问题
I wanted to test this very interesting answer and came out with this minimal implementation:
class A
{
enum M { a };
std::tuple<int> members;
public:
A() { std::get<M::a>(members) = 0; }
A(int value) { std::get<M::a>(members) = value; }
A(const A & other) { members = other.members; }
int get() const { return std::get<M::a>(members); }
bool operator==(A & other) { return members == other.members; }
};
and a simple test:
int main() {
A x(42);
A y(x);
std::cout << (x==y) << std::endl;
return 0;
}
Everything's fine, until I define a simple struct B {};
and try to add an instance of it as a member. As soon as I write
std::tuple<int, B> members;
the operator==
isn't ok anymore and I get this message from the compiler (gcc 5.4.1):
error: no match for ‘operator==’ (operand types are ‘std::__tuple_element_t<1ul, std::tuple<int, B> > {aka const B}’ and ‘std::__tuple_element_t<1ul, std::tuple<int, B> > {aka const B}’)

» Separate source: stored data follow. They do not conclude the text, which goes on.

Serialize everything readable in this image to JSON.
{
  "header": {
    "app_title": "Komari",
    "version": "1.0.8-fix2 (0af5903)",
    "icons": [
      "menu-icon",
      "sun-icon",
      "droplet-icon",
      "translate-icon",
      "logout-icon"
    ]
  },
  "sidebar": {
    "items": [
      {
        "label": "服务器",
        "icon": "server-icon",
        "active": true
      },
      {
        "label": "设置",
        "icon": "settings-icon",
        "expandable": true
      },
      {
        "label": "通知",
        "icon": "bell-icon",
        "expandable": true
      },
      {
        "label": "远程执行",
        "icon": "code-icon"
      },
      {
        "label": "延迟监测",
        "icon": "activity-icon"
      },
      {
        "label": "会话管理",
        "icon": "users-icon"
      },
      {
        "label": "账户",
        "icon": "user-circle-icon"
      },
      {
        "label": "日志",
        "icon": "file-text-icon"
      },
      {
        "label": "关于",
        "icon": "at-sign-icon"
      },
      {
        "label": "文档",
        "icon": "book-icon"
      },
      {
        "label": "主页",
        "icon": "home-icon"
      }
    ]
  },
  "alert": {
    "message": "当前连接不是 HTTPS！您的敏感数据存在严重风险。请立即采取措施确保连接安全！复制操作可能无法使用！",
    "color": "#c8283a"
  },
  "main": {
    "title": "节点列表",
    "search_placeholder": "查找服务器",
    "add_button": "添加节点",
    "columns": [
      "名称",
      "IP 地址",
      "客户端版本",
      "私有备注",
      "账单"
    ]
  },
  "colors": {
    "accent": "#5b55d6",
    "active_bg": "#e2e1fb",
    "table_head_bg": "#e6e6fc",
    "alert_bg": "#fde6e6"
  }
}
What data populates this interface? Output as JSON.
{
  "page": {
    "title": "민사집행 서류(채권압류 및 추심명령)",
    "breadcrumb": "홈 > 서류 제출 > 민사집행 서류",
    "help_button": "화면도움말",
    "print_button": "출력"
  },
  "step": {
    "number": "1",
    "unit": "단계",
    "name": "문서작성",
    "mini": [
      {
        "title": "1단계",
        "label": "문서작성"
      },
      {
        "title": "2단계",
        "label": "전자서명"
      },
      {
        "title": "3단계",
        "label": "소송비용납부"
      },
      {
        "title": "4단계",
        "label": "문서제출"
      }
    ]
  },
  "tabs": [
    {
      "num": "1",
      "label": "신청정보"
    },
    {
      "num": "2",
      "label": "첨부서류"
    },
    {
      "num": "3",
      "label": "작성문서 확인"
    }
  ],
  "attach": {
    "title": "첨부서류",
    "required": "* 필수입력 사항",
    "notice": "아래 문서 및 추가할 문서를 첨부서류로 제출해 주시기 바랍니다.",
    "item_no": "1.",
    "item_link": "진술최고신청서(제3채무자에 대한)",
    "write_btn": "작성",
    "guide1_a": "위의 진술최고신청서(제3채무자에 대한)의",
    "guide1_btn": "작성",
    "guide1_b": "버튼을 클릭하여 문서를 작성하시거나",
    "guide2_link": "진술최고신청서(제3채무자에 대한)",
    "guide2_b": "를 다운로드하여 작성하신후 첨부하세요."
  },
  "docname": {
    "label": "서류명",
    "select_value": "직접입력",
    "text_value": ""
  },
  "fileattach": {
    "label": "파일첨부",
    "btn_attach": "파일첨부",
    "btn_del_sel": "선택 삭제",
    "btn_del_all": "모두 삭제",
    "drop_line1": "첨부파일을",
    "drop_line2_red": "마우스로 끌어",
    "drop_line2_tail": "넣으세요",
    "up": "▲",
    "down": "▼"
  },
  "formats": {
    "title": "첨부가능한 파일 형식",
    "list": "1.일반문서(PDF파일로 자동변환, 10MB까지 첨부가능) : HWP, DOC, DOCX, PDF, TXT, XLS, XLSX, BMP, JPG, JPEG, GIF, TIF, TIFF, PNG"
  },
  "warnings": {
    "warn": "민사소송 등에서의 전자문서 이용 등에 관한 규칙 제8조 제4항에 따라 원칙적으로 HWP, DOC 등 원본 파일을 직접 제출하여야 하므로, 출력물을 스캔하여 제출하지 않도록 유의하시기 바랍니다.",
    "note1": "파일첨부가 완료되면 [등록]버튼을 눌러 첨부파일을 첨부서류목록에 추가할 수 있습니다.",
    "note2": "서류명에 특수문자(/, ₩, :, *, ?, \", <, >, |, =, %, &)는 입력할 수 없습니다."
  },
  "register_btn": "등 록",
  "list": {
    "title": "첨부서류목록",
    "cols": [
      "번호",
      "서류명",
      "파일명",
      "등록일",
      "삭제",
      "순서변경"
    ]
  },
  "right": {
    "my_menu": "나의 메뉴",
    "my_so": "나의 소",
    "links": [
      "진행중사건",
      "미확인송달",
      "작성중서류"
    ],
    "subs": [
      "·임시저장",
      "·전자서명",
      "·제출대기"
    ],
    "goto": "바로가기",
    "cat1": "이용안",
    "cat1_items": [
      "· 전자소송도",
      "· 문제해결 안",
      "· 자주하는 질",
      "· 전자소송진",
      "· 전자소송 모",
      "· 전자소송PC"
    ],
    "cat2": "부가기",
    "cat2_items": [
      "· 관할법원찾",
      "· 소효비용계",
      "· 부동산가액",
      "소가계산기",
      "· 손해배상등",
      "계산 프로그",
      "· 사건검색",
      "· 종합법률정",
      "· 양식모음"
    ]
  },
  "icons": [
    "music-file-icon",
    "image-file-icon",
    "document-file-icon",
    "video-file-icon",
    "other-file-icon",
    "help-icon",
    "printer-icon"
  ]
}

return bool(std::get<__i>(__t) == std::get<__i>(__u))
^
I tried providing an operator==
to B
:
struct B
{
bool operator==(const B &){ return true; }
};
and had an extra from compiler:
candidate: bool B::operator==(const B&) <near match>
bool operator==(const B &){ return true; }
^
Can anyone explain what's wrong with B struct? Is it lacking something, or else?
回答1:
It's ultimately const correctness. You didn't const qualify B
's (or A
's, for that matter) comparison operator and its parameter consistently.
Since tuple's operator== accepts by a const reference, it cannot use your const-incorrect implementation. And overload resolution fails as a consequence.
Tidying up all of those const qualifiers resolves all the errors.